Diferente do organismo masculino, o corpo feminino passa por oscilações hormonais constantes ao longo da vida. Estrogênio, progesterona e cortisol influenciam diretamente o metabolismo, a fome, o armazenamento de gordura e até o comportamento alimentar. Não é apenas uma questão de “comer menos e gastar mais”.
Durante o ciclo menstrual, por exemplo, é comum haver aumento do apetite e preferência por alimentos mais calóricos. Na TPM, a retenção de líquido e a compulsão alimentar podem se intensificar. Já na menopausa, a queda hormonal favorece o acúmulo de gordura abdominal e reduz o gasto energético.
Agora imagine tentar manter constância em um processo de emagrecimento vivendo em um corpo que muda todos os meses. Some a isso a rotina. A sobrecarga feminina, profissional, doméstica e emocional, tem um impacto direto na saúde metabólica. O estresse crônico eleva o cortisol, hormônio que está associado ao acúmulo de gordura, principalmente na região abdominal. A privação de sono, cada vez mais comum, também interfere na regulação da fome e da saciedade.
Ou seja: o corpo entra em um estado biológico que favorece o ganho de peso. E não é só fisiologia é comportamento. Oscilações hormonais aumentam o desejo por açúcar e alimentos ultraprocessados. O estresse reduz a capacidade de tomada de decisão. O cansaço diminui a adesão a hábitos saudáveis. Tudo isso cria um ciclo difícil de quebrar e que muitas vezes é interpretado de forma simplista como “falta de controle”.
Por isso, é preciso mudar a pergunta. Em vez de “qual é a dieta mais rápida?”, a pergunta deveria ser: “o que na minha rotina, na minha mente e no meu corpo está dificultando esse processo?”. Saúde não é estética. Saúde é equilíbrio físico, mental e emocional. E emagrecimento sustentável só acontece quando esses três pilares caminham juntos.

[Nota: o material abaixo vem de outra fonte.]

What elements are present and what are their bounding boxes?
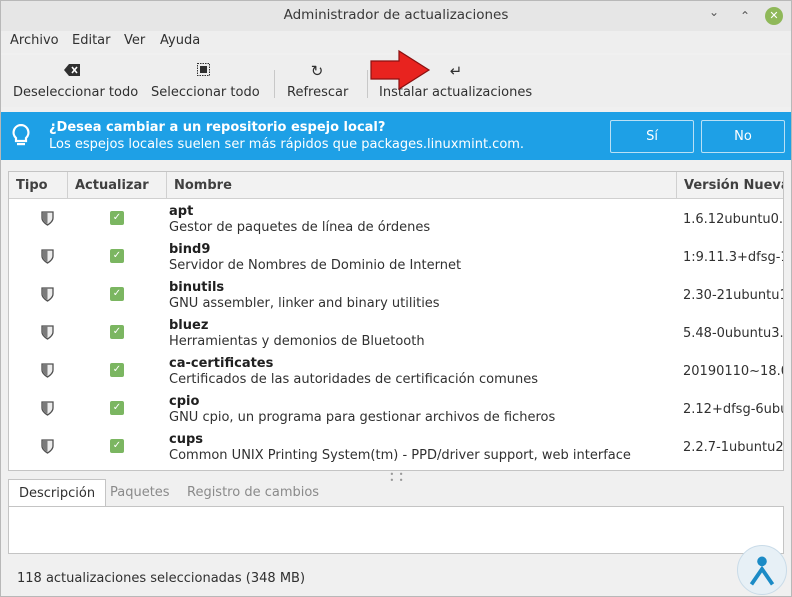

Isso envolve estratégias possíveis: melhorar a qualidade do sono, reduzir o estresse, ajustar a alimentação de forma inteligente, praticar atividade física com regularidade e, principalmente, desenvolver consciência sobre o próprio comportamento. Não existe solução rápida para um problema que é multifatorial. Existe um processo. E, quando esse processo respeita o corpo da mulher, o resultado deixa de ser temporário e passa a ser duradouro.